Yusuf Ziya Cömert Karar Gazetesi

Biz Akif’i hak etmedik

Hafızamın diplerini kurcalıyorum, acaba nerede gördüm, nerede işittim ilk şiiri? Okumadan önce olmalı. Türküler? Neden olmasın? Anneciğimin Fatma Türkan Yamacı’nın sesini çok beğendiğini...

02 Nisan 2017 | 188 okunma

Hafızamın diplerini kurcalıyorum, acaba nerede gördüm, nerede işittim ilk şiiri?

Okumadan önce olmalı.

Türküler?

Neden olmasın?

Anneciğimin Fatma Türkan Yamacı’nın sesini çok beğendiğini hatırlıyorum. Evde ufarak pilli bir radyomuz vardı. İşle güçle uğraşırken, çalardı radyo.

Sesleriyle, sözleriyle hepsi hafızamda. Kafamın içinde sesini sonuna kadar açıp dinleyebilirim.

“Bir of çeksem karşıki dağlar yıkılır.”

Bunu her halde Can Etili söylüyordu.

“Osman abim evde mi?”

Fatma Türkan.

“El vurup yaremi incitme tabip”

Ali Ekber Çiçek.

Bunu boşu boşuna uzatmayayım. Akranlarımın çoğunun hafızası üç aşağı beş yukarı benimki gibidir.

“Yabancı olduk şimdi, yazık birbirimize.”

Biz sokakta mors oynarken, ‘ortada kuyu var yandan geç’ oynarken, ‘kafa karış’ oynarken... Bu şarkı dilimizdeydi. Demek yeni çıkmıştı. Ben utangaçtım, pek söylemiyordum ama, akranlarım söylüyordu.

Babamın müezzinlik yaptığı Davut Paşa Camii’nin avlusunda Mustafa Sak hocanın “Nush ile uslanmayanı etmeli tekdir, Tekdir ile uslanmayanın hakkı kötektir” diye söylenerek yürüdüğünü hatırlıyorum.

Bu şiir değil mi? Şiir. Osmanlı’nın son dönem şairleri içinde an müstağni olanı.

‘Lirik’ sayılmaz. Ama, yazdıkları ‘haza’ şiirdir.

Ya da Necip Fazıl. Kulağımda, babamdan, babamın arkadaşlarından işittiğim tek tük mısralar...

“Yüzüstü çok süründün, Ayağa kalk Sakarya.”

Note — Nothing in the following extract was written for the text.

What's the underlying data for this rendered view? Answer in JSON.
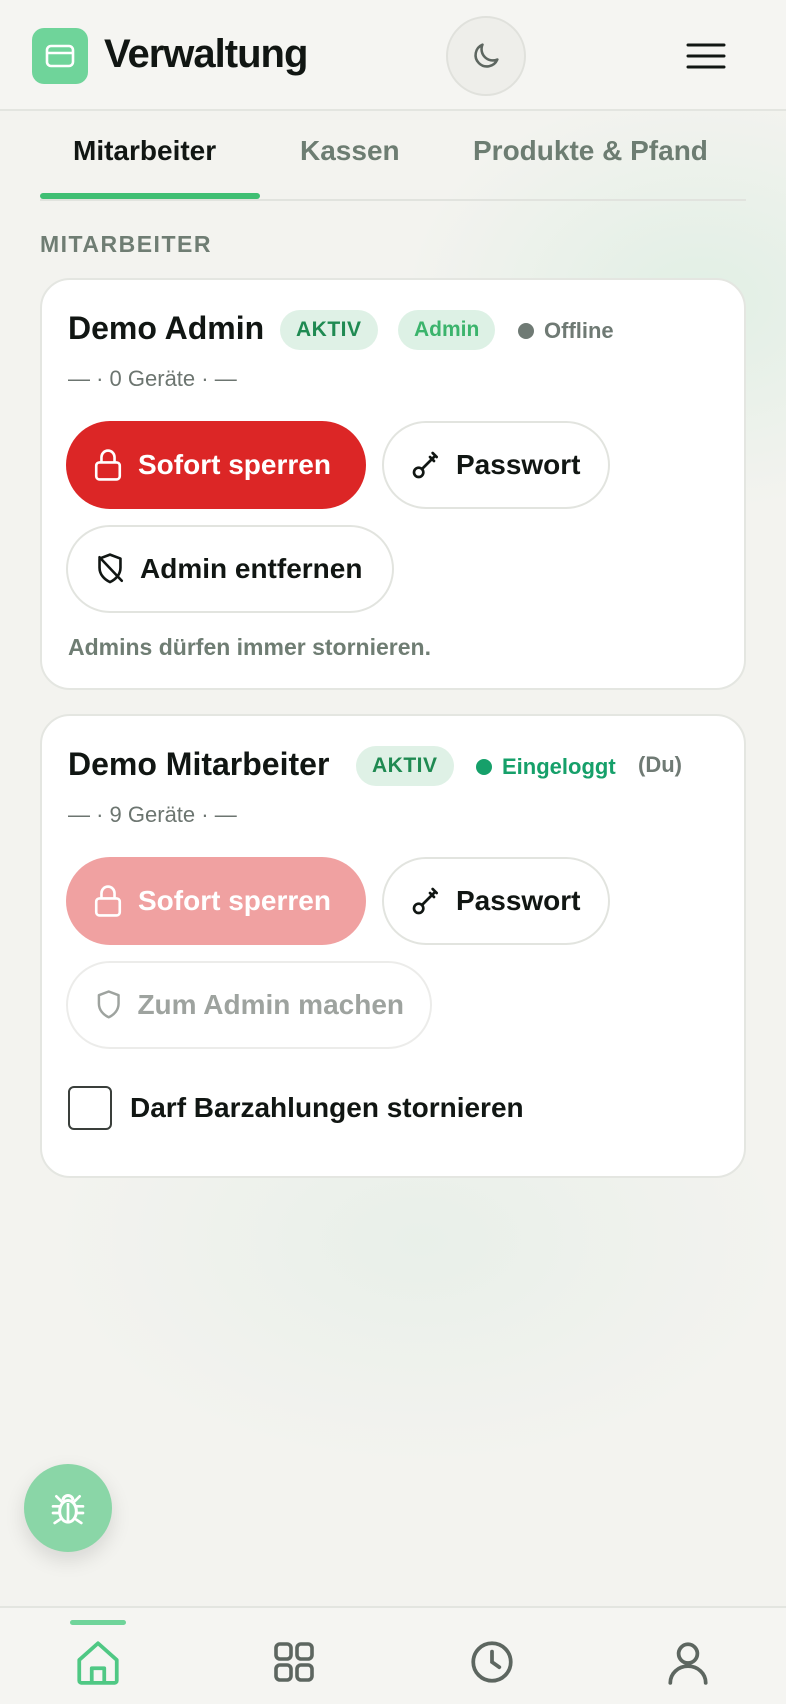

Bunlar, insanların, konuştuğumuz lisanın yani nesrin dışında başka bir lisanın mevcudiyetini fark edebileceği vesilelerdir.

Kulağımızı ve kalbimizi alıştırıyordu bu ‘simai’ şeyler. Simai? İşitsel.

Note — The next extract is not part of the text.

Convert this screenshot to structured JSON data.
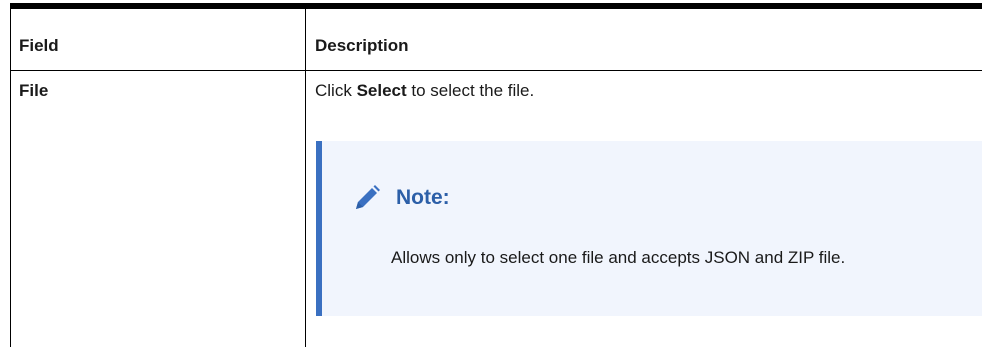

‘İşitsel’ güzel kelime. Simai biraz eskidi. Bana kalsa simaiyi kullanırdım. Ancak, anlaşılmak da bir ihtiyaçtır.

Yazısız. İşitsel. Çünkü okula gitmedik daha. Okumayı öğrenmedik.

Öğrenince, iki ‘kitap’ gördüm bizim evde.

Birisi Mehmet Akif’in ‘Safahat’ı.

Birisi de, Büyük Doğu. Babam nereden bulduysa bulmuş. Evde, 50’lerde çıkan Büyük Doğu mecmualarının kocaman bir cildi vardı.

Bu iki kitap o zamanlar kafamı ve kalbimi doldurdu diyebilirim.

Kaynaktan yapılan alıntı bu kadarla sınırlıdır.